I am working on a large file (over 2 million rows) in which I would like to remove all titles and suffixes (personal and/or professional) from each of the strings. As you will see from the small test case below, the titles and suffixes appear at different positions with each string.
I have used parts of answers from the following 3 questions:
Negative lookahead on Regex Pattern
regular expression for exact match of a word
How to search for multiple strings and replace them with nothing within a list of strings
test <- c("pan-chr ii", "true ii.", "mr. and mrs panjii", "pans iv prof",
"md trs iv.", "iipan", "a c iii miss clark", "a c iv jones mrs",
"a c jones iv", "a c jr huffman phd.", "a c jr markkula",
"a c sr. goldtrap", "mr & mrs prof dr. a c cjdr iv, esq.",
"false mr petty phd", "abe jr esquibel phd",
"md reginald r dr esquire garcia", "laurence curry, md",
"lawrence mcdonald md phd", "mdonald mr and mrs sebelmd dr jr md phd",
 "(van) der walls")
# test
# [1] "pan-chr ii"                                   
# [2] "true ii."                                     
# [3] "mr. and mrs panjii"                           
# [4] "pans iv prof"                                 

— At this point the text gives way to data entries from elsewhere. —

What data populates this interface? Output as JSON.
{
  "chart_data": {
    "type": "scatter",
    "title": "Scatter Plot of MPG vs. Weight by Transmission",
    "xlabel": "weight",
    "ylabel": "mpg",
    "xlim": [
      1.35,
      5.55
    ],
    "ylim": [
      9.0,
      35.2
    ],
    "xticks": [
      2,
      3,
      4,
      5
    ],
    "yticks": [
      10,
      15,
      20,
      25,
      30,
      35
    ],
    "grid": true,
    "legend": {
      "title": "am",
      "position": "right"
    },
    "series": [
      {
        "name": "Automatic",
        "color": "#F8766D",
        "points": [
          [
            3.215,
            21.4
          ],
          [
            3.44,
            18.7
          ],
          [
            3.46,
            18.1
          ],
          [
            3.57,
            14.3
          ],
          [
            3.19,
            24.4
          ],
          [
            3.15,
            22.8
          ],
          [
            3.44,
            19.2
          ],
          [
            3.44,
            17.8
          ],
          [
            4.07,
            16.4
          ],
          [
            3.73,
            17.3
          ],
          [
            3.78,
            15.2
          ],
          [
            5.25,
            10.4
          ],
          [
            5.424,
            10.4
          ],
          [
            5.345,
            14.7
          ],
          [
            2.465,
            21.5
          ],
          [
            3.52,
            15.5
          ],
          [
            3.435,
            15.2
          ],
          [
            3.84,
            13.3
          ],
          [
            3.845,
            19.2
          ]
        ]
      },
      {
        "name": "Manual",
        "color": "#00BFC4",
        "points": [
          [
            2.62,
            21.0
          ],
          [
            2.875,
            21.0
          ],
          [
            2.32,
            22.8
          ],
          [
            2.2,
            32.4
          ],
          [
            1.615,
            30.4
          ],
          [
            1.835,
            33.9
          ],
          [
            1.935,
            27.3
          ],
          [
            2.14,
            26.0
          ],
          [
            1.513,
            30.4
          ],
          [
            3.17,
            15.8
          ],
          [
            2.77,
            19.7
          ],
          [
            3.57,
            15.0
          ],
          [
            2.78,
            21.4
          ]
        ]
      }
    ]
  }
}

# [5] "md trs iv."                                   
# [6] "iipan"                                        
# [7] "a c iii miss clark"                           
# [8] "a c iv jones mrs"                             
# [9] "a c jones iv"                                 
# [10] "a c jr huffman phd."                          
# [11] "a c jr markkula"                              
# [12] "a c sr. goldtrap"                             
# [13] "mr & mrs prof dr. a c cjdr iv, esq."          
# [14] "false mr petty phd"                           
# [15] "abe jr esquibel phd"                          
# [16] "md reginald r dr esquire garcia"              
# [17] "laurence curry, md"                           
# [18] "lawrence mcdonald md phd"                     
# [19] "mdonald mr and mrs sebelmd dr jr md phd"
# [20] "(van) der walls"
testresult <- gsub(",? *(mister|sir|madam|mr\\.|mr|mrs\\.|mrs|ms\\.|
mr\\. and mrs\\.|mr and mrs|mr\\. and mrs|mr and mrs\\.|
mr\\. & mrs\\.|mr & mrs|mr\\. & mrs|mr & mrs\\.|& mrs\\.|and mrs\\.|
and mrs\\.|& mrs|and mrs|ms|miss\\.|miss|prof\\.|prof|professor|
doctor|md|md\\.|m\\.d\\.|dr\\.|dr|phd|phd\\.|esq\\.|esq|esquire|
i{2,3}|i{2,3}\\.|iv|iv\\.|jr|jr\\.|sr|sr\\.|\\(|\\))(?![\\w\\d])", "",
test, perl = TRUE)
# testresult
# [1] "pan-chr"                    "true."                     
# [3] " panj"                      "pans"                      
# [5] " trs."                      "iipan"                     
# [7] "a c clark"                  "a c jones"                 
# [9] "a c jones"                  "a c huffman."              
# [11] "a c markkula"               "a c. goldtrap"             
# [13] " a c cj"                    "false petty"               
# [15] "abe esquibel"               " reginald r garcia"
# [17] "laurence curry"             "lawrence mcdonald"         
# [19] "mdonald sebel"              "(van der walls"
1) How should the regular expression expressed in testresult be revised to achieve the following result?
2) Is there a faster option than using gsub since I have a file with > 2 million rows?
Thank you.
# testresult that I want to have
# [1] "pan-chr"                       "true"                        
# [3] "panjii"                        "pans"                         
# [5] "trs"                           "iipan"                        
# [7] "a c clark"                     "a c jones"                    
# [9] "a c jones"                     "a c huffman"                 
# [11] "a c markkula"                 "a c goldtrap"                
# [13] "a c cjdr"                     "false petty"                  
# [15] "abe esquibel"                 "reginald r garcia"
# [17] "laurence curry"               "lawrence mcdonald"         
# [19] "mdonald sebelmd"              "van der walls"